Mondovì fa parte delle “sette sorelle” ovvero le sette città più importanti della provincia insieme a Cuneo, Alba, Bra, Fossano, Savigliano e Saluzzo. Il suo nome deriva dal fatto che il nucleo iniziale, che oggi è il quartiere Mondovì Piazza, era stato costruito su un colle vicino al comune di Vicoforte e dall’abbreviazione di "Mont ëd vico" ( monte di vico) è derivato l’attuale nome del centro abitato. Mondovì nasce alla fine del Tredicesimo secolo ed entrò nel Quattordicesimo secolo a far parte dello stato Sabaudo facendo da capoluogo ad una delle 12 province, nei secoli a seguire fu protagonista di molti episodi importanti della storia europea ed italiana.

La cittadina piemontese comunque si fece conoscere soprattutto per la sua storia culturale ed artistica, nel Quindicesimo e Sedicesimo secolo fu tutto un fiorire di attività nell’editoria e nella produzione e decorazione della ceramiche. L’arte ceramica monregalese nasce dalla scoperta della terraglia per stoviglie in Inghilterra nel Diciottesimo secolo e a Mondovì si riesce a creare uno stile inconfondibile. Il decoro più conosciuto è quello del galletto che divenne il simbolo della produzione locale, seguito da quello degli uccellini, l’arte del decoro è effettuata con sapienti e veloci pennellate e i colori scelti sono sempre vivaci in modo da portare allegria a tavola. Particolarissima è la decorazione dei bordi che viene effettuata dagli artigiani monregalesi con spugne intagliate che creano un effetto quasi di pizzo blu cobalto.

Il centro cittadino è ricco di antichi e nobili palazzi decorati con i loro bei balconi in ferro battuto

Mondovi'-Piazza

Il centro storico di Mondovì si trova nella parte di Breo ed è davvero piacevole da visitare perché è quasi tutto pedonale, la domenica poi lo è interamente così come nei giorni di festa, le stradine sono tutte acciottolate e tipiche dei paesi di montagna. Il pieno centro è rappresentato da Piazza San Pietro con la chiesa dei Santi Pietro e Paolo, con la sua splendida scalinata,  e il Moro nel campanile che dal 1978  fa suonare le campane, dalla chiesa partono i portici che in ogni stagione sono suggestivi e da qui potete gironzolare tra i negozi di prodotti tipici e artigianato locale. Passeggiare per Breo è davvero bello vi destreggerete tra archi in mattone, meridiane e pittoreschi vicoli e piazzette, il centro cittadino è ricco di antichi e nobili palazzi decorati con i loro bei balconi in ferro battuto.
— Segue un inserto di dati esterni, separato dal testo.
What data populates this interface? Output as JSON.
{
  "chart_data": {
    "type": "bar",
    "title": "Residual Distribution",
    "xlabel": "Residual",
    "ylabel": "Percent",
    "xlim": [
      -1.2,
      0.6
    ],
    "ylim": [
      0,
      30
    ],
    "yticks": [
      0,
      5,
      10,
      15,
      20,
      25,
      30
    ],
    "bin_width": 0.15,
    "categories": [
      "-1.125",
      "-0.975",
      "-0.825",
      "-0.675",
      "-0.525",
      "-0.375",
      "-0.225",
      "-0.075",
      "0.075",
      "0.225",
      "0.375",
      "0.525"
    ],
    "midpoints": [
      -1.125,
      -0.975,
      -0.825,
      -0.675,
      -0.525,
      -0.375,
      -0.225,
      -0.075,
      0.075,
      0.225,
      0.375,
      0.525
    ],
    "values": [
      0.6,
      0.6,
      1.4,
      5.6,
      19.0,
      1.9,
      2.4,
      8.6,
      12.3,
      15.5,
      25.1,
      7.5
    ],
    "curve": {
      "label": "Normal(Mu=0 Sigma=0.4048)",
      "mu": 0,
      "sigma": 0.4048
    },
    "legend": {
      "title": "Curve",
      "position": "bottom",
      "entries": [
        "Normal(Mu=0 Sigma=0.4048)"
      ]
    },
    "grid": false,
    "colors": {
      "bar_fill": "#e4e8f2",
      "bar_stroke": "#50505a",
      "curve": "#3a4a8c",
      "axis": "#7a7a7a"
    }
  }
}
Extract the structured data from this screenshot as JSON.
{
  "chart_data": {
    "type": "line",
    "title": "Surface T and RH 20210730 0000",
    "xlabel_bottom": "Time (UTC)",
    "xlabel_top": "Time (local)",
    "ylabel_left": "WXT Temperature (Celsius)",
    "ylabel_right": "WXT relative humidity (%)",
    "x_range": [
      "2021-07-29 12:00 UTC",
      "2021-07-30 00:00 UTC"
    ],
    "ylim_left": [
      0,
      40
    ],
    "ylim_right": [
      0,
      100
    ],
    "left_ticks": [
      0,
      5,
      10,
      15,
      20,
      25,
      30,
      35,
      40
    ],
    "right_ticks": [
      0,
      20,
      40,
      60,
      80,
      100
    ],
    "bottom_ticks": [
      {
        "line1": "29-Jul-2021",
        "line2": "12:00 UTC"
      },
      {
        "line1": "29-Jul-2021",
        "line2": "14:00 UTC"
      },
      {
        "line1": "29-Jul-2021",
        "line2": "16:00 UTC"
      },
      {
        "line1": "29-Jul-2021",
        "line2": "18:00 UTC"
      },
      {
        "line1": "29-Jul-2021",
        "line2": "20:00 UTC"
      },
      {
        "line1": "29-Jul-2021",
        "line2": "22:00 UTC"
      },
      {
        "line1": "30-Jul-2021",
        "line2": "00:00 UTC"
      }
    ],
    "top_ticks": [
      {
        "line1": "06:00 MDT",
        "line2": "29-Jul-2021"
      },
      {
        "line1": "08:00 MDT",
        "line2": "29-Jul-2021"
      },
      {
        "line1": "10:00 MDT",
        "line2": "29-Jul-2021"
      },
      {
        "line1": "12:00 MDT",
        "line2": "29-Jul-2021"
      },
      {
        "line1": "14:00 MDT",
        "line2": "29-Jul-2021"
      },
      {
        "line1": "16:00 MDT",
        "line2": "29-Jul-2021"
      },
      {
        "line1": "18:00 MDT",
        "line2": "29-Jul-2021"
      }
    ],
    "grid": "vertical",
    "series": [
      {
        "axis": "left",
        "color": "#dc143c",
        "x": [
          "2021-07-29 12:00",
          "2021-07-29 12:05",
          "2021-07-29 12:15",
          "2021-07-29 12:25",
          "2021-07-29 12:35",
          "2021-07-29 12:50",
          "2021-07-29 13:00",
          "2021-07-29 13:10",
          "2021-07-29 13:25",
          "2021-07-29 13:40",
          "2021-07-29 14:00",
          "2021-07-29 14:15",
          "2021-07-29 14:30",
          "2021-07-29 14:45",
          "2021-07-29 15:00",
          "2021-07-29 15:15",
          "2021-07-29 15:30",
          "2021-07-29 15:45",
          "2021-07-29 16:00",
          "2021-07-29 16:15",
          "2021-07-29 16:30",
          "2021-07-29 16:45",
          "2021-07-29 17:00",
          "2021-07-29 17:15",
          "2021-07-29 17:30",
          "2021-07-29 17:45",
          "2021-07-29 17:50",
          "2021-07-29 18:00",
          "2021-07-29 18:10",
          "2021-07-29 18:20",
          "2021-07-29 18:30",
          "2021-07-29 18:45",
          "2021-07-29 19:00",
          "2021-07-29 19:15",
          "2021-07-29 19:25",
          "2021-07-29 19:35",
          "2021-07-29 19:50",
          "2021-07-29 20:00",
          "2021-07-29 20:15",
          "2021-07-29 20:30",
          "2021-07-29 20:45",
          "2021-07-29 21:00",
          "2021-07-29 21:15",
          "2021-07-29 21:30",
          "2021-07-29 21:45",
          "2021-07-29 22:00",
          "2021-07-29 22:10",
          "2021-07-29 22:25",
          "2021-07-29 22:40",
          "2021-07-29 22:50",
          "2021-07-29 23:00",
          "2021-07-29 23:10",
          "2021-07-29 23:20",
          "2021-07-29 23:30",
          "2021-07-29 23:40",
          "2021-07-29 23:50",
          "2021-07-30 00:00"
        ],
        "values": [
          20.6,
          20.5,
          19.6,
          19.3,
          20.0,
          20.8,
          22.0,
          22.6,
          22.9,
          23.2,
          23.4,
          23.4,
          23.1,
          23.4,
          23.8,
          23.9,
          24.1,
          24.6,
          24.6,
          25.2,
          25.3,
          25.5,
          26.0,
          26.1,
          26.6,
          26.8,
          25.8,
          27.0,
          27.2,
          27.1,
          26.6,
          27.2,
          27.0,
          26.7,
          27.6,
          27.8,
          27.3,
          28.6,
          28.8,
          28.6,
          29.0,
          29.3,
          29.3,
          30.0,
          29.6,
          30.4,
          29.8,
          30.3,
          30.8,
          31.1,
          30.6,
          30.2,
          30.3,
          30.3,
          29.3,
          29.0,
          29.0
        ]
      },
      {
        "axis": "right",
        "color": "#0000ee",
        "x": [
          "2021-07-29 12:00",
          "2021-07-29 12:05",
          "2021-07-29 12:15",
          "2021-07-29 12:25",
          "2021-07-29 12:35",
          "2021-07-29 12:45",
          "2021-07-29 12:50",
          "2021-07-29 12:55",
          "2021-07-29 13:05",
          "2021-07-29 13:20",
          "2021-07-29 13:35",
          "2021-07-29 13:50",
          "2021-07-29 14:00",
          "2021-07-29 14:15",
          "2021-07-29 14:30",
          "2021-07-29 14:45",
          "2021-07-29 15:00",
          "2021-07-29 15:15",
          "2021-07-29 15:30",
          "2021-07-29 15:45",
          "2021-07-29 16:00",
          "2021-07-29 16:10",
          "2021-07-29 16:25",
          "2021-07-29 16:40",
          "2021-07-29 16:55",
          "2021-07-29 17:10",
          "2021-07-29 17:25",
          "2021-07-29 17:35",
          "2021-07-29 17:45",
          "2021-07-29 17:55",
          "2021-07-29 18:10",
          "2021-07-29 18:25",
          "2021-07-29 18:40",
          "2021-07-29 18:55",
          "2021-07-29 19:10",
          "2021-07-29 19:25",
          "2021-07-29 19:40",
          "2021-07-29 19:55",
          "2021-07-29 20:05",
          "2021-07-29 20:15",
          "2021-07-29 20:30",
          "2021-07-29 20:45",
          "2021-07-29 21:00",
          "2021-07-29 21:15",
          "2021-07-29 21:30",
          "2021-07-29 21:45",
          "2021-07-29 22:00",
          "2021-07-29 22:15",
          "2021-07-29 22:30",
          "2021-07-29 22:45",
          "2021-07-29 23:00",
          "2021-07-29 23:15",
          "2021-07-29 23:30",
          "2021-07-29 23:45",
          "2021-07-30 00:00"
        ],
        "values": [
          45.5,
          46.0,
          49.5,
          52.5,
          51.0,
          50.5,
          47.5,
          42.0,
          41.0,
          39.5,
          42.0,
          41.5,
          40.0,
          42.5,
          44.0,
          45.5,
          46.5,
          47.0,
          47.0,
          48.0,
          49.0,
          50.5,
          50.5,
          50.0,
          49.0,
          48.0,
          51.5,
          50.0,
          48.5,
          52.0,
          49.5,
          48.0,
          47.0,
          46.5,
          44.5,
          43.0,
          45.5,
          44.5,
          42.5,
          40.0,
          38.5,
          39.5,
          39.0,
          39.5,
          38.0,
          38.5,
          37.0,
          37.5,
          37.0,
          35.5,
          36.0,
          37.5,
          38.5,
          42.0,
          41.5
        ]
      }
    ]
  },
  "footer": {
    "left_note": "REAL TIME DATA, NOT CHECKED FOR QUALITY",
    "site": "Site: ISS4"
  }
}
Subito dietro la chiesa si trova la funicolare che porta alla parte alta della città, Mondovì Piazza, questa è interamente pedonale e dai Giardini del Belvedere si gode una stupenda e romantica vista che dà sulle colline piemontesi. Per una sosta gustosa vi consiglio la Trattoria del Teatro a Mondovì Piazza, un locale immerso nel suggestivo groviglio di vicoli e viuzze della città, il personale è cordiale e sorridente e il menù vi sarà raccontato a voce, varia sempre e troverete oltre agli antipasti abbondanti e sfiziosi tantissime leccornie da provare.